Guest blog post by kyvos insights
The HDFS design is totally based on the design of the GFS (Google File System). Its implementation addresses a number of problems that are present in a number of distributed filesystems such as Network File System (NFS). Specifically, the implementation of HDFS address are:
➤ To be able to store a Big amount of data (petabytes), HDFS is designed to expansion the data across a large number of systems, and to support more larger file sizes as compared to distributed filesystems like NFS.
➤ To store data tightly, and to cope with the loss or malfunctioning of individual system in the cluster, and HDFS uses data replication.
➤ To better integrate with Hadoop’s MapReduce, HDFS permits data to be analysis and processed locally.
The scalability and high-performance design of HDFS comes with a cost. HDFS is conditioned to a particular class of applications — it is not a general-intention distributed filesystem. A large number of additional result and trade-offs govern HDFS architecture and implementation, including the following:
➤ HDFS is optimized to support high-streaming read performance, and this comes at the expense of random search performance. This means that if an application is reading from HDFS, it should avoid (or at least minimize) the number of seeks. Sequential reads are the preferred way to access HDFS files.

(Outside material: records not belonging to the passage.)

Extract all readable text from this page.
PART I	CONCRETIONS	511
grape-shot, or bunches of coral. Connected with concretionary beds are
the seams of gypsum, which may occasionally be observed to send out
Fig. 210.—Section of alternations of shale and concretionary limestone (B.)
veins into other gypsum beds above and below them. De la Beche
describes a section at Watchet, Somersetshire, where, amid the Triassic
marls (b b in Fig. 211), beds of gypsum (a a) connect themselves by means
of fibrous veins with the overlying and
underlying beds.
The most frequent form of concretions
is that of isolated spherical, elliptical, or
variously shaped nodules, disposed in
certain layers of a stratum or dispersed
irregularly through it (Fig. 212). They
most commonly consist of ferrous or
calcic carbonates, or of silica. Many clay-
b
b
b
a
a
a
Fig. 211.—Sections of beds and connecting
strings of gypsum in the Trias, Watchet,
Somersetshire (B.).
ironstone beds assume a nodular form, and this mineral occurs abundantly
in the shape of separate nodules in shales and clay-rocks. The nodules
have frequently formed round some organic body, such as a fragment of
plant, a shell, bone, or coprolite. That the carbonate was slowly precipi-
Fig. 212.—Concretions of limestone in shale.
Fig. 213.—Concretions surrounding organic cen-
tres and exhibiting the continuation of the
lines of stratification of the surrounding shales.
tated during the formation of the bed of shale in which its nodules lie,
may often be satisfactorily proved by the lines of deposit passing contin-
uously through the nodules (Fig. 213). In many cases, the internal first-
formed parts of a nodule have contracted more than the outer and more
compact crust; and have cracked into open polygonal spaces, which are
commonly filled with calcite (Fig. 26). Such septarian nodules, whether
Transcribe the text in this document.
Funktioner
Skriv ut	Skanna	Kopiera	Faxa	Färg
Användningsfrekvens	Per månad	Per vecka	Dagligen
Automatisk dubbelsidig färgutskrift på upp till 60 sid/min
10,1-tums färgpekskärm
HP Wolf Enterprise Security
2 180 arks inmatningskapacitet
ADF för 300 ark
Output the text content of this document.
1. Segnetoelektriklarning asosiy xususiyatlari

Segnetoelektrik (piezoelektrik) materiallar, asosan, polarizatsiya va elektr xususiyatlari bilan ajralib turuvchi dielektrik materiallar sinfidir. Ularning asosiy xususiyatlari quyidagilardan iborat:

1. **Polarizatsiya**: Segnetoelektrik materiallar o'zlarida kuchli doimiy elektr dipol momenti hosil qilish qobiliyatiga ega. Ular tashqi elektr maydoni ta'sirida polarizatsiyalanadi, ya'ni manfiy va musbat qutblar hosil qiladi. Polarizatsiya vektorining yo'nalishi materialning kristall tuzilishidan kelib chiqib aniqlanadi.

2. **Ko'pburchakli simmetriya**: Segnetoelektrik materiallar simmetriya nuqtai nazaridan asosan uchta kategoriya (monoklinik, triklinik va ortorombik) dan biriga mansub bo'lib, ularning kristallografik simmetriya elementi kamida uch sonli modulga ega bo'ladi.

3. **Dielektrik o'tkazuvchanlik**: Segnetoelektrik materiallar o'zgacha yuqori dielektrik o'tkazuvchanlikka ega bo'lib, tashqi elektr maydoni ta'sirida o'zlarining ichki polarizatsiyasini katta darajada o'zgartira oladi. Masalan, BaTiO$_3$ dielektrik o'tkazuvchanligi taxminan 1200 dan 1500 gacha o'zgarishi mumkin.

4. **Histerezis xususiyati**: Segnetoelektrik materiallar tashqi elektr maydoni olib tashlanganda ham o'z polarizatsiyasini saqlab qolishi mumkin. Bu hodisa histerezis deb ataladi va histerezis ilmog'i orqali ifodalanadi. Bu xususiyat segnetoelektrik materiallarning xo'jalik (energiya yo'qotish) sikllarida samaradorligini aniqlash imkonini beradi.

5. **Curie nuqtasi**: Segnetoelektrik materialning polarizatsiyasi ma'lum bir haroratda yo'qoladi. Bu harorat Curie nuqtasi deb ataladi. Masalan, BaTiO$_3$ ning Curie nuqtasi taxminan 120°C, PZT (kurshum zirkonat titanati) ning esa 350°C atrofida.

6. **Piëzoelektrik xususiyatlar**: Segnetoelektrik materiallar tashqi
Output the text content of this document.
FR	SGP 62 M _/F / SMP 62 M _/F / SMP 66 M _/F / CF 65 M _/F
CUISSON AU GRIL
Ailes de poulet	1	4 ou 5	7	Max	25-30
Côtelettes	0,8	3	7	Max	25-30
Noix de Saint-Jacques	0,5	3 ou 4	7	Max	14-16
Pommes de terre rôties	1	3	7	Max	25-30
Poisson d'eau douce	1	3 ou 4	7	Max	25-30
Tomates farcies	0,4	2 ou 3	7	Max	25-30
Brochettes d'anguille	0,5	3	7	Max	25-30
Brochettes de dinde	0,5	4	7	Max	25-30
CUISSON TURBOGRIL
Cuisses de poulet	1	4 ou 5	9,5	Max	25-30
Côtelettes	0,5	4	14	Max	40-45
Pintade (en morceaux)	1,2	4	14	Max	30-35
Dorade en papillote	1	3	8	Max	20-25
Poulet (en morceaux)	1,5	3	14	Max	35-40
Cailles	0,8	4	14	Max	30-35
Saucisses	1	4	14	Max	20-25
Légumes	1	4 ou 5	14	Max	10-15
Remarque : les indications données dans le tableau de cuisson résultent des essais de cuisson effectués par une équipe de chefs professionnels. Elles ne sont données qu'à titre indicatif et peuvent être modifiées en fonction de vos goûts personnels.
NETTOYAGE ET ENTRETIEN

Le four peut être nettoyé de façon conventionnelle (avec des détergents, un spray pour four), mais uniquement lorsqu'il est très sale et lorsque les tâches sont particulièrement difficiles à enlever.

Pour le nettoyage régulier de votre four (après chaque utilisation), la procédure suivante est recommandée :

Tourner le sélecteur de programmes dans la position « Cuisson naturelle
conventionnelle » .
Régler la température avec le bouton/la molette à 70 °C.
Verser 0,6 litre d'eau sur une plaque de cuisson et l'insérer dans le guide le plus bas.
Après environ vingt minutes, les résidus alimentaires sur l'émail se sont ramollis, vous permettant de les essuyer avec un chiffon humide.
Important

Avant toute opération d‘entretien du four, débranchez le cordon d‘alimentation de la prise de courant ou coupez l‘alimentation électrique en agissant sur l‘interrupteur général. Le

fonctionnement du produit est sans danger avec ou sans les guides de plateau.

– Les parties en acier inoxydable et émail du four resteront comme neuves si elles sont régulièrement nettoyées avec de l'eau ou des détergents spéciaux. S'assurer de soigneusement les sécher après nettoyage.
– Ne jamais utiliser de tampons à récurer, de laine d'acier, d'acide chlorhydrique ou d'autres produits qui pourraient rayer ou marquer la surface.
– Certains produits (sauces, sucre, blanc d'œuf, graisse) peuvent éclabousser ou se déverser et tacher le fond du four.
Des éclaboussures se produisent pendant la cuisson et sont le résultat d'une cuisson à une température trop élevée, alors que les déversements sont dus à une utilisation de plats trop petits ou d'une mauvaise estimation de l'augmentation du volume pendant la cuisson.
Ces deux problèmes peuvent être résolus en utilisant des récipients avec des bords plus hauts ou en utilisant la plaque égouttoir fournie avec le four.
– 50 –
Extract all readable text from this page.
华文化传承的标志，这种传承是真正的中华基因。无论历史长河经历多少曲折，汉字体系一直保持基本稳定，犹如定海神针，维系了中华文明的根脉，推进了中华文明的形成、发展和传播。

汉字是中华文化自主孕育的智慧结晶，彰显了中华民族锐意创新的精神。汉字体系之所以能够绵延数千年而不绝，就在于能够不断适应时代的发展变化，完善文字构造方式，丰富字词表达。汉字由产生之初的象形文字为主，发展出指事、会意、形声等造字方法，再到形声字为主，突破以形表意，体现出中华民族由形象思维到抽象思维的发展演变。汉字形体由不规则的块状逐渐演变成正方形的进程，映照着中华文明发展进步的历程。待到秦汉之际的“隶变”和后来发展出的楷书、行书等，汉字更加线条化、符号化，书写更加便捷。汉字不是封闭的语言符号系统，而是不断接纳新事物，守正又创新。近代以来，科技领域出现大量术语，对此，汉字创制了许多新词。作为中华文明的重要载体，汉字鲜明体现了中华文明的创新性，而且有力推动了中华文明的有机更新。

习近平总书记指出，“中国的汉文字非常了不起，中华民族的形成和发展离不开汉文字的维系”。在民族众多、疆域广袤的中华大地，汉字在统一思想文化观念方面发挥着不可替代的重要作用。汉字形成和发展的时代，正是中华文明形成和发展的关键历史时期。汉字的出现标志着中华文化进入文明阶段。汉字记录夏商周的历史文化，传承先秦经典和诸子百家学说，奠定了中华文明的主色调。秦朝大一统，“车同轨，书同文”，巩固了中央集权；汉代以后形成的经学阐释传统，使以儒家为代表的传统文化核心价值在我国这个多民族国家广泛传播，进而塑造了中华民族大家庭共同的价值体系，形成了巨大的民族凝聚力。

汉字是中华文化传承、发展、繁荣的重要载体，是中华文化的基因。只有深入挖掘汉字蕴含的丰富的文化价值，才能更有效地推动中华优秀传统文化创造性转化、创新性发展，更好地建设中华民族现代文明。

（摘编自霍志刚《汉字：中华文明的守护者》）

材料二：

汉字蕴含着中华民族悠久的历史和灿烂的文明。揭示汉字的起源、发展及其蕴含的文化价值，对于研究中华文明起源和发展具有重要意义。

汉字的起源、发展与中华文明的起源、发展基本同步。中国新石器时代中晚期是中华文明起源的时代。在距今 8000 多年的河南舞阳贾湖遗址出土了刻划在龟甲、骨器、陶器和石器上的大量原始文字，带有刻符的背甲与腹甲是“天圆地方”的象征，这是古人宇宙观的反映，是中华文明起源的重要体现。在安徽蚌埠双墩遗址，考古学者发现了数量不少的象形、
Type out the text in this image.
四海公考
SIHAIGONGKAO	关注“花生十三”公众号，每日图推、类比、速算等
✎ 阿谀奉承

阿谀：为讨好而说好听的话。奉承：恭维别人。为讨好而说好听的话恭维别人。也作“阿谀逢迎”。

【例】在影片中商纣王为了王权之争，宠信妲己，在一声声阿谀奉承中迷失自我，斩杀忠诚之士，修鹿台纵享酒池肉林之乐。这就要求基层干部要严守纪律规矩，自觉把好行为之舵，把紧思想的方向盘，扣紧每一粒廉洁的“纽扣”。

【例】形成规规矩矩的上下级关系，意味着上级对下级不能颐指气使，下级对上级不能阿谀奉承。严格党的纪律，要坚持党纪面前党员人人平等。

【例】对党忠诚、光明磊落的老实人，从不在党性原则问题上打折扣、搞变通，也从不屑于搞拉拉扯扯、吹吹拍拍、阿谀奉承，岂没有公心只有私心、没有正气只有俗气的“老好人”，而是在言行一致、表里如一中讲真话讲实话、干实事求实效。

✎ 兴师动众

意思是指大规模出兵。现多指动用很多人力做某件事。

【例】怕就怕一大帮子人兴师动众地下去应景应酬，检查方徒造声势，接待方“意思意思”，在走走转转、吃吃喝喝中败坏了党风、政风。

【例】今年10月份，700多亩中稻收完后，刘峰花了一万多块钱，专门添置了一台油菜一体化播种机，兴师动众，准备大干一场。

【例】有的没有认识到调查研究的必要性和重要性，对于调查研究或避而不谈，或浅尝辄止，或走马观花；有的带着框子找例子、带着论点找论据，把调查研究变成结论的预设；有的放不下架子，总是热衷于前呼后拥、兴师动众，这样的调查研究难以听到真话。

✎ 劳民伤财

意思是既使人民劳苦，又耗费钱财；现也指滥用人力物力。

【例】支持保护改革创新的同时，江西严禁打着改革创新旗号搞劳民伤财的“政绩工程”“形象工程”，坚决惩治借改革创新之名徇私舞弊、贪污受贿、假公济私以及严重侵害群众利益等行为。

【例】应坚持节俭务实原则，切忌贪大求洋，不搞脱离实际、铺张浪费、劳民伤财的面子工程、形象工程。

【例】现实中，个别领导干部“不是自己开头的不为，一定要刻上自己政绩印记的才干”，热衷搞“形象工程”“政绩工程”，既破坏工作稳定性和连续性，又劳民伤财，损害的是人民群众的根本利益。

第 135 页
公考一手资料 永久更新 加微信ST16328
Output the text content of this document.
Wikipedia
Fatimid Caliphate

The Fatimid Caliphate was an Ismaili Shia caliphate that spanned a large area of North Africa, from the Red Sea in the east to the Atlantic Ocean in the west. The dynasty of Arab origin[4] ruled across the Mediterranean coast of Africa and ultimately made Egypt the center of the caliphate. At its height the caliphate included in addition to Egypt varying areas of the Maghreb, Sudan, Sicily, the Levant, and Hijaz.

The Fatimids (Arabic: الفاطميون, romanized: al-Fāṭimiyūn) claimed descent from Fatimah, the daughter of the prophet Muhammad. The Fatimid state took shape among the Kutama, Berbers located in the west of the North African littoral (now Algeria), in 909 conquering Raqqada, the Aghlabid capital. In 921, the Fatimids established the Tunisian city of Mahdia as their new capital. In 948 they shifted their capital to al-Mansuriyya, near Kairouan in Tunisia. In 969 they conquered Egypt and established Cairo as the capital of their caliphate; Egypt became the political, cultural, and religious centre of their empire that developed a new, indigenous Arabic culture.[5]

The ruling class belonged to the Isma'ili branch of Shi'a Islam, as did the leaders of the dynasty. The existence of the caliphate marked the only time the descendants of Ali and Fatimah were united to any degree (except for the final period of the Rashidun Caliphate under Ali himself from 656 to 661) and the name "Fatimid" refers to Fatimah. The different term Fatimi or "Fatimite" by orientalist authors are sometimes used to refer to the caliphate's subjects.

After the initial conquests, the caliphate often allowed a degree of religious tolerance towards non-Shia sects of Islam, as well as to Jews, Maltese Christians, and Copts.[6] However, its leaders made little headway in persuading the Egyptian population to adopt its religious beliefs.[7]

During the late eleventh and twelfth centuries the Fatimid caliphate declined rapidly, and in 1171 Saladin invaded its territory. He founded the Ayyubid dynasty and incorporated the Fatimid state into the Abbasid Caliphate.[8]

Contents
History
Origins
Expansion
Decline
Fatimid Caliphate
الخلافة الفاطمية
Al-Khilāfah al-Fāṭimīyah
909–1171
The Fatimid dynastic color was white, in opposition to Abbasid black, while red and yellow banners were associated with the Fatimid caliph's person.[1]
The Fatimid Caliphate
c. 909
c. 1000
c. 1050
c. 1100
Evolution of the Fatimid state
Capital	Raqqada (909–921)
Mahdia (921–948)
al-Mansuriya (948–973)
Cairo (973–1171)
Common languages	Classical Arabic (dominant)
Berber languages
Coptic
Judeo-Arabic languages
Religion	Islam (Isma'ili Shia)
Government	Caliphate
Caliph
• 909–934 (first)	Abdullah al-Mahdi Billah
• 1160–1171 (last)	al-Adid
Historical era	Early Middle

➤ HDFS supports limited set of operations on files — writes, appends, deletes and reads, but not updates. It assumes that the data will be written to the HDFS once, and then read multiple times.
➤ HDFS does not provide a mechanism for local caching of big data. The overhead of caching is large enough that data should simply be re-read from the source, which is not a problem applications that are mostly doing sequential reads of large-sized data files.